12. Men are not told from all sides that their time is running out, that they will never be caressed again, they will never again be admired and pleasing to the eye ….
With the threat of losing love comes the threat of becoming invisible. Old age is the apotheosis of gender inequality: older men rule the world, and older women disappear from the sight of our culture. Few people can stand being treated as invisible. And women decide to have a facelift, because if they do not, they will cease to exist for the society in which they live.
13. Advertising aimed at women works by lowering our self-esteem. If it flatters us, it will cease to be effective. Let’s give up hope that the officially recognized canon of beauty will correspond to what we really are. This will not happen, otherwise it will cease to perform its function. As long as the definition of “beauty” is imposed on women from the outside, it will continue to manipulate us.

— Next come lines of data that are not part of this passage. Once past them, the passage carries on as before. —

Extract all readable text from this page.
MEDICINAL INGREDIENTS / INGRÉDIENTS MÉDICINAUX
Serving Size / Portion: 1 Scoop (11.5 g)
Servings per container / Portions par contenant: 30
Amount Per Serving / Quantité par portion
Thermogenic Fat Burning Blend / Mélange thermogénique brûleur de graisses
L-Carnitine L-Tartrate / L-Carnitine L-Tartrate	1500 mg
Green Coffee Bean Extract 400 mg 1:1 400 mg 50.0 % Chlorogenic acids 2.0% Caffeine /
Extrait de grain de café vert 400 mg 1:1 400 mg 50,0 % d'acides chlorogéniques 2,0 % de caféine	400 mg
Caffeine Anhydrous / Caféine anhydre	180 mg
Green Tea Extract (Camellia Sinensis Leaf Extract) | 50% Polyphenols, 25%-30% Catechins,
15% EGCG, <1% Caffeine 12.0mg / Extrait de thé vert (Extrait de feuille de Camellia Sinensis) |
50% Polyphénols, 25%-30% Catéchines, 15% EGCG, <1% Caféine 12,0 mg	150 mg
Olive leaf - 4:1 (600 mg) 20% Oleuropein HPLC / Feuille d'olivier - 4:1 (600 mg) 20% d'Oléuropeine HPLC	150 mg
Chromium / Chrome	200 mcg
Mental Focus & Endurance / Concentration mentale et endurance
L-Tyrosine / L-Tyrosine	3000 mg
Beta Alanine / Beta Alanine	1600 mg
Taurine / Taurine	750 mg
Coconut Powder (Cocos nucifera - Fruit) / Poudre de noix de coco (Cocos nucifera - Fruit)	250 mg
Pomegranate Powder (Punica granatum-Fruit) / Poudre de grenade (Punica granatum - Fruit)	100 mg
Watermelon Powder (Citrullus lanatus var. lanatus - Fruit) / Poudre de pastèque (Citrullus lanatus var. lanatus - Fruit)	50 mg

14. Women should talk openly about what beauty really is: attention from strangers, rewards for not earning, sex with men who are drawn to you like a fair prize, hostility and skepticism. from other women, childishness, the drama of aging and a long hard struggle for their individuality. And we will understand that the good thing about beauty – the promise of self-confidence, sexuality and respect for our personality – has nothing to do with it as such. The best of what beauty offers us, and so belongs to us by right, simply because we are women. When we separate beauty from sexuality, when we learn to enjoy the individuality and uniqueness of our appearance and our character traits, we will be able to enjoy our bodies … and then the beauty myth will become a thing of the past.